'The West African griot is a troubadour, the counterpart of the medieval European minstrel … [whose] virtuoso talents … command universal admiration … [and] is the culmination of long years of study and hard work under the tuition of a teacher who is often a father or uncle.’  Francis Bebey, 1969, 1975. African Music, A People’s Art, Lawrence Hill Books Brooklyn 

Traditionally, a griot (French) or jeli (Mandinka; Bambara) is a West African historian, storyteller, praise singer, poet and/or musician.
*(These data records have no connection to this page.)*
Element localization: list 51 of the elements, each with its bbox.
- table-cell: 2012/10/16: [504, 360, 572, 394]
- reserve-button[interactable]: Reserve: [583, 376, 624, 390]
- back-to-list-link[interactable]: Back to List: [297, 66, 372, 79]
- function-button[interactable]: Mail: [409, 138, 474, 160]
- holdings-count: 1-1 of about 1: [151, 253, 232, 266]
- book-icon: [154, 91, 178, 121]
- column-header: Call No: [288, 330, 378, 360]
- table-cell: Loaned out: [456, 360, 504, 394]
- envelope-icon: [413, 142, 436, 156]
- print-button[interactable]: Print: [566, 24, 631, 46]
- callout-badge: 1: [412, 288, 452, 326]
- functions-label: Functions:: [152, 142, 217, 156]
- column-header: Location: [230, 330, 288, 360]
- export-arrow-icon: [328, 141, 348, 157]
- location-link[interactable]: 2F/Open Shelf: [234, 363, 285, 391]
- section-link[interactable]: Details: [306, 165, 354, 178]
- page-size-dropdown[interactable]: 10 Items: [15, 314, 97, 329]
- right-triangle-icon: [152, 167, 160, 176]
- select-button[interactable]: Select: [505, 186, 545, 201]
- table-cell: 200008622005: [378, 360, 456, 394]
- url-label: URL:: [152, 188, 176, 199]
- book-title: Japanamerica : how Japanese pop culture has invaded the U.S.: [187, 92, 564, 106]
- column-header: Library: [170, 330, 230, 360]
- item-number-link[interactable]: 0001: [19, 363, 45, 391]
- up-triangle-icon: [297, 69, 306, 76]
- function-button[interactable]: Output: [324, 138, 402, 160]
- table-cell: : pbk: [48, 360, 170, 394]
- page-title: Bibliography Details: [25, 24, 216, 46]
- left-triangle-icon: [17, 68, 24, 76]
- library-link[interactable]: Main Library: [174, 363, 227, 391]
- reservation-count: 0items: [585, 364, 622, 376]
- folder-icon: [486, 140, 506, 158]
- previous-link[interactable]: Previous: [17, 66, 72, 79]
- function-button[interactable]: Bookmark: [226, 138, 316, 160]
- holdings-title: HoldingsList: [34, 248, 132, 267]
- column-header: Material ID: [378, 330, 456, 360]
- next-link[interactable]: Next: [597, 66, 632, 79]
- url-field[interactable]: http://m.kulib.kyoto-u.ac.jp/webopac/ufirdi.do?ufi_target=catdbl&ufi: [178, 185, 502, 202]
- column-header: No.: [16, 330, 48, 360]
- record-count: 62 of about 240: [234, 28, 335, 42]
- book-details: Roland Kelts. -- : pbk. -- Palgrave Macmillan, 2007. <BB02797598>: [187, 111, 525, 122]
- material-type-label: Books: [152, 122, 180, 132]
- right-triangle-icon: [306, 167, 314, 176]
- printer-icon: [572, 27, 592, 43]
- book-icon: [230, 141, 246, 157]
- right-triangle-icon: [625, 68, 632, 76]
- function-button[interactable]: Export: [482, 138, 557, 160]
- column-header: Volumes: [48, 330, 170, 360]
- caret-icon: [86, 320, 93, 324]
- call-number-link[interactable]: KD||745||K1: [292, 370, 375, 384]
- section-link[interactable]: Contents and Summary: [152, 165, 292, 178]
The Kouyate line of griots that exists to this day emerged during the Mali Empire of the 14th century. True to this, Malian musician Aboubacar Djéliké Kouyate was born into the jeli tradition in the riverside village of Djoliba during the 1970s and from the age of seven, under the eye of his father Adama Kouyate (Super Rail Band Bamako), began formal training in the inherited oral and instrumental traditions that have been passed down through the centuries.

At the age of fifteen, Aboubacar left Mali and continued his training for more than a decade, with mentor Moussa Sylla’s troupe Allah Tantoo in Guinea, and as a member of the Mamady Cissoko Ballet in Senegal. When he moved to the Gambia, Aboubacar created his first group The Cultural Sundiata Band and eventually arrived in Lille, France at the age of 28. This era opened up opportunities for many new collaborations, in particular with musician Simon Demouveaux (Hassan Bossou Gnawa Racines) to form the band Badala Foly, which Aboubacar continues to lead.

Over the past 13 years Aboubacar has sustained an active career as a professional musician in France and neighbouring countries, leading two bands as singer, composer and multi-instrumentalist, as a contributor to many other musical collaborations and as a teacher of African percussion, story and culture in the broader community. 

Today, Aboubacar’s performances represent a lifetime of dedication and passion for the tradition he has inherited. He brings an exuberant and contemporary interpretation of the traditional 'griot' art form, combining his masterful command of voice, instrument, rhythm, lyric and fellow musicians into compelling, danceable song sets.

In late 2017, Aboubacar journeyed to Melbourne with his guitar as his companion, to reunite with Australian friends and see for himself ‘the live music capital of the world’. For three months Aboubacar explored the city, enjoyed the summer weather, made many new friends and accepted every invitation to informally jam and make music. 

Aboubacar is always seeking new opportunities to share his passion and experience, and desire to expand his own boundaries and potential, in partnership with other musicians and diverse communities.